A exemplo de ditaduras sociais ao longo da História da humanidade vivemos, em pleno século XXI no Brasil uma ditadura estimulada pelo atual governo. Ela é conceitual, perceptiva e, sobretudo, subtrai a capacidade de reflexão crítica do indivíduo.

O decano jornalista denuncia a ditadura do politicamente correto profusa em nossa absorta e alheia sociedade brasileira.



Um mundo escuro
J. R. GUZZO
REVISTA VEJA

Está cada vez mais difícil, em nosso mundo de hoje. encontrar inocentes. No exalo momento em que estiver lendo estas linhas, o leitor poderá muito bem estar sendo culpado pela prática de algum delito sério, mesmo que não saiba disso - e provavelmente não sabe. Como poderia saber? As noções de certo ou errado, de bem ou mal ou de justo e injusto, cada vez mais, são definidas por dezenas de "causas", em relação às quais é indispensável estar do lado correto. E que lado é esse? É o lado dos donos ou dos militantes dessas causas - tarefa complicada, considerando-se que elas se multiplicam sem parar, não têm conexão nenhuma entre si e sua própria existência, muitas vezes. é completamente desconhecida do público em geral.

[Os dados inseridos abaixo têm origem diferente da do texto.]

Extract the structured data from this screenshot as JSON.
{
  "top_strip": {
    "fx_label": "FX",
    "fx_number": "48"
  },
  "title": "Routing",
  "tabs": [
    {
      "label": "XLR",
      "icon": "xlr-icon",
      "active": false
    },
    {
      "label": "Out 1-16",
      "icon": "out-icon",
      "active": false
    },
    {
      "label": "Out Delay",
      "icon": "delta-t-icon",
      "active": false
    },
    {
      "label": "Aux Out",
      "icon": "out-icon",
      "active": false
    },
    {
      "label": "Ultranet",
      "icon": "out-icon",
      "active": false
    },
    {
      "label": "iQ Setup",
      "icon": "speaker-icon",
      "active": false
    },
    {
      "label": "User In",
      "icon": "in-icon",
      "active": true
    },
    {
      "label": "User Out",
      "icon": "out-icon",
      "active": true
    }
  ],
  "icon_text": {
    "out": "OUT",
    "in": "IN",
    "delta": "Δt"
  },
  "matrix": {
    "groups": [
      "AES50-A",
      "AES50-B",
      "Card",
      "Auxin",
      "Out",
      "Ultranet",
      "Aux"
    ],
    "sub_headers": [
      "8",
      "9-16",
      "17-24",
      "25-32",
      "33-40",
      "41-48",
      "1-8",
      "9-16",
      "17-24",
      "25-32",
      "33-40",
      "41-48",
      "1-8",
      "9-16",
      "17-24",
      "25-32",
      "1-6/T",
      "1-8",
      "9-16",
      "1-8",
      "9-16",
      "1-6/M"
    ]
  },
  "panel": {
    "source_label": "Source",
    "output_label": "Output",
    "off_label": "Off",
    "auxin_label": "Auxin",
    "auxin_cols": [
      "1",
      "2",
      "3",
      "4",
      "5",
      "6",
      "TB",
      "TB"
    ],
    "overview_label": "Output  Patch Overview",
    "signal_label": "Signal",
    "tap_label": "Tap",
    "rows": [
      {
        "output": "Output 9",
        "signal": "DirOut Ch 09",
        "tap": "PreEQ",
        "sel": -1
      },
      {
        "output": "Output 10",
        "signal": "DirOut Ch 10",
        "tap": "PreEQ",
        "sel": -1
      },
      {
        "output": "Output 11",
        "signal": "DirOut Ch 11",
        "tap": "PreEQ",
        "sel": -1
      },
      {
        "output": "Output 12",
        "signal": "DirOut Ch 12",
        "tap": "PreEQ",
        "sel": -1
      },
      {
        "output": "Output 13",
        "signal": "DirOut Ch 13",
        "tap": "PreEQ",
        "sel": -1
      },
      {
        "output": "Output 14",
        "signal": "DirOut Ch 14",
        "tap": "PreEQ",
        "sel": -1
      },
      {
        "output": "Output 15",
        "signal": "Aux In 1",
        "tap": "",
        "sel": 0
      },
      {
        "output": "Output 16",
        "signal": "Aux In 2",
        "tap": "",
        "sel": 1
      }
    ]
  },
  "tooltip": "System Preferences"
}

Com o desmanche cada vez mais rápido de qualquer valor ou princípio na atividade política, e o falecimento da ideia geral de "direita" e "esquerda", o campo do "bem" vai sendo ocupado por movimentos que defendem ou condenam todo tipo de coisa. Importa cada vez menos, também, o divisor de águas formado pelo conjunto de valores morais como integridade, decência, gratidão, generosidade, honradez, cortesia e tantos outros que marcavam a correção do indivíduo, do ponto de vista pessoal, na vida de todos os dias. O cidadão, hoje, pode ser tudo isso ao mesmo tempo, mas ainda assim não será inocente basta não concordar com as bandeiras em voga, ou ser indiferente a elas, ou não saber que existem.

Todas essas cruzadas se declaram proprietárias exclusivas do bem e têm, cada vez mais, a certeza de que a lógica, os argumentos baseados em fatos e o livre debate devem ceder lugar à fé - a fé dos dirigentes e militantes das "causas", que se julgam moralmente superiores e portanto, autorizados a exigir que todos abram mão do seu direito a raciocinar e simplesmente concordem com eles. O lado escuro disso tudo é que a defesa de tais bandeiras está se tornando cada vez mais fanática - e o resultado é a criação, pouco a pouco, de um novo totalitarismo. Nega-se as pessoas o direito de discordar de qualquer delas e, principalmente, de criticar seja lá o que proponham; não é permitida nem a simples neutralidade, pois quem é neutro é considerado cúmplice do mal.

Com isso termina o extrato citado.